Entretien entre Paul Guilhaume, AFC, et Nicolas Loir, AFC, à propos du documentaire "Paradis", d’Alexander Abaturov

par Paul Guilhaume Contre-Champ AFC n°359

Lors de la première édition des Prix AFC, récompensant l’excellence du travail de direction de la photographie et dont la cérémonie de remise a eu lieu le mercredi 7 février 2024, dans le cadre du 24e Micro Salon AFC, Paul Guilhaume, AFC, a remporté, avec Paradis, d’Alexander Abaturov, le prix de la Meilleure photographie pour un documentaire. Dans un entretien croisé, Nicolas Loir, AFC, interroge Paul Guilhaume sur son travail lors du tournage de ce film.
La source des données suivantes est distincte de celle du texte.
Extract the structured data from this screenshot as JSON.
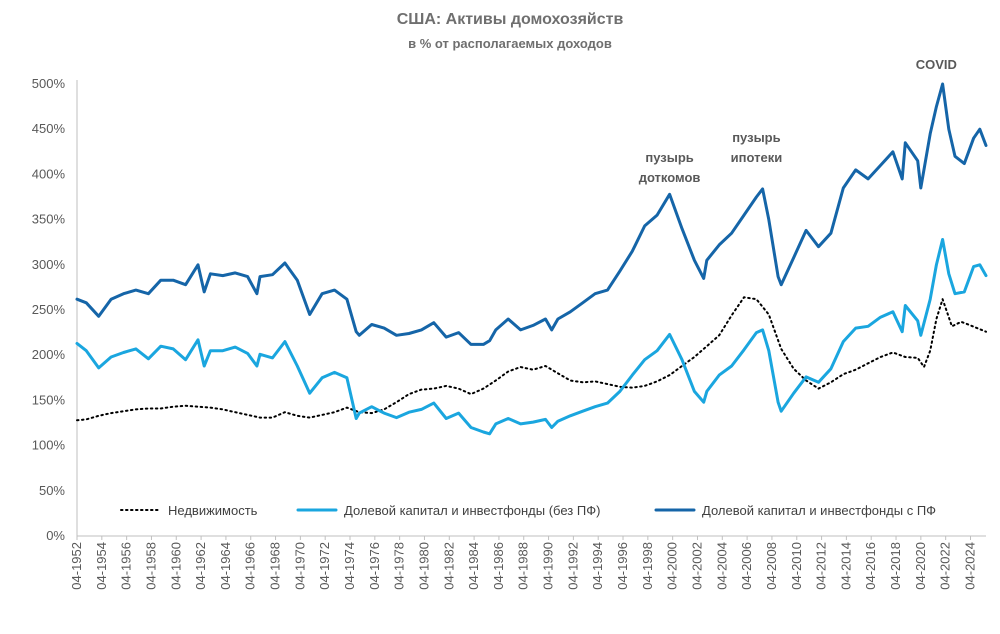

À l’été 2021, une vague de chaleur et une sécheresse exceptionnelle provoquent des incendies géants qui ravagent 19 millions d’hectares dans le nord-est de la Sibérie. Dans cette région, au cœur de la Taïga, le village de Shologon se voile d’un épais nuage de fumée. Les cendres noires portées par le vent propagent des nouvelles alarmantes : la forêt est en feu et les flammes approchent. Abandonnés par le gouvernement, livrés à eux-mêmes, les habitants doivent s’unir pour combattre le Dragon.
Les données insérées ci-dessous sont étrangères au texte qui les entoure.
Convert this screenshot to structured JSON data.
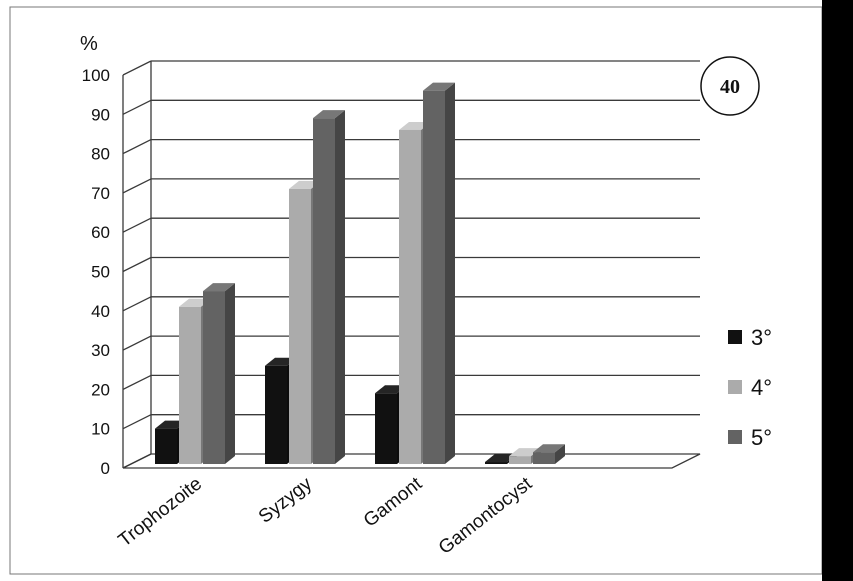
{
  "figure": {
    "badge": "40"
  },
  "chart_data": {
    "type": "bar",
    "title": "",
    "xlabel": "",
    "ylabel": "%",
    "ylim": [
      0,
      100
    ],
    "yticks": [
      0,
      10,
      20,
      30,
      40,
      50,
      60,
      70,
      80,
      90,
      100
    ],
    "categories": [
      "Trophozoite",
      "Syzygy",
      "Gamont",
      "Gamontocyst"
    ],
    "series": [
      {
        "name": "3°",
        "values": [
          9,
          25,
          18,
          0.5
        ],
        "color": "#111111"
      },
      {
        "name": "4°",
        "values": [
          40,
          70,
          85,
          2
        ],
        "color": "#ababab"
      },
      {
        "name": "5°",
        "values": [
          44,
          88,
          95,
          3
        ],
        "color": "#636363"
      }
    ],
    "grid": true,
    "legend_position": "right",
    "style": "3d-clustered-column"
  }
}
Nicolas Loir : Pour commencer, comment as-tu rencontré le réalisateur Alexander Abaturov ?

Paul Guihaume : Ma première rencontre avec Alexander s’est faite à travers ses images via un très beau reportage sur Arte parlant des photographes russes. Peu de temps après, il m’a envoyé la note de son film documentaire. Sans l’avoir rencontré, j’ai eu tout de suite envie de faire le film. Le dossier était très inspirant.

NL : Il avait déjà fait beaucoup de recherches sur le sujet ?

PG : Alexander avait déjà fait un repérage filmé dans un autre village de la République se Sakha confronté à des feux de plaine avec une mobilisation de la population. Il avait tourné seul et en avait été assez frustré. Il savait qu’il y avait quelque chose à faire visuellement et a préféré s’entourer d’une équipe technique, même légère.

NL : Le film a une partie centrale estivale et est entouré de parties hivernales. Combien de temps a duré le tournage ?

PG : On est restés plus de trois semaines pour la partie estivale, dans les incendies car il a fallu trouver le village, s’y faire accueillir, commencer à rencontrer le maire, les villageois, et ensuite tourner l’histoire, rester, voir comment cela évoluait, il fallait du temps. Les régions concernées sont immenses (de la taille de l’Europe ) et les incendies étant imprévisibles, le village ne pouvait être choisi que l’été du tournage, en fonction de la localisation des incendies.
Pour la partie hivernale, nous sommes retournés deux semaines dans le village. C’était un tournage plus optimisé et moins aléatoire que la partie estivale mais tout aussi extrême au niveau climatique.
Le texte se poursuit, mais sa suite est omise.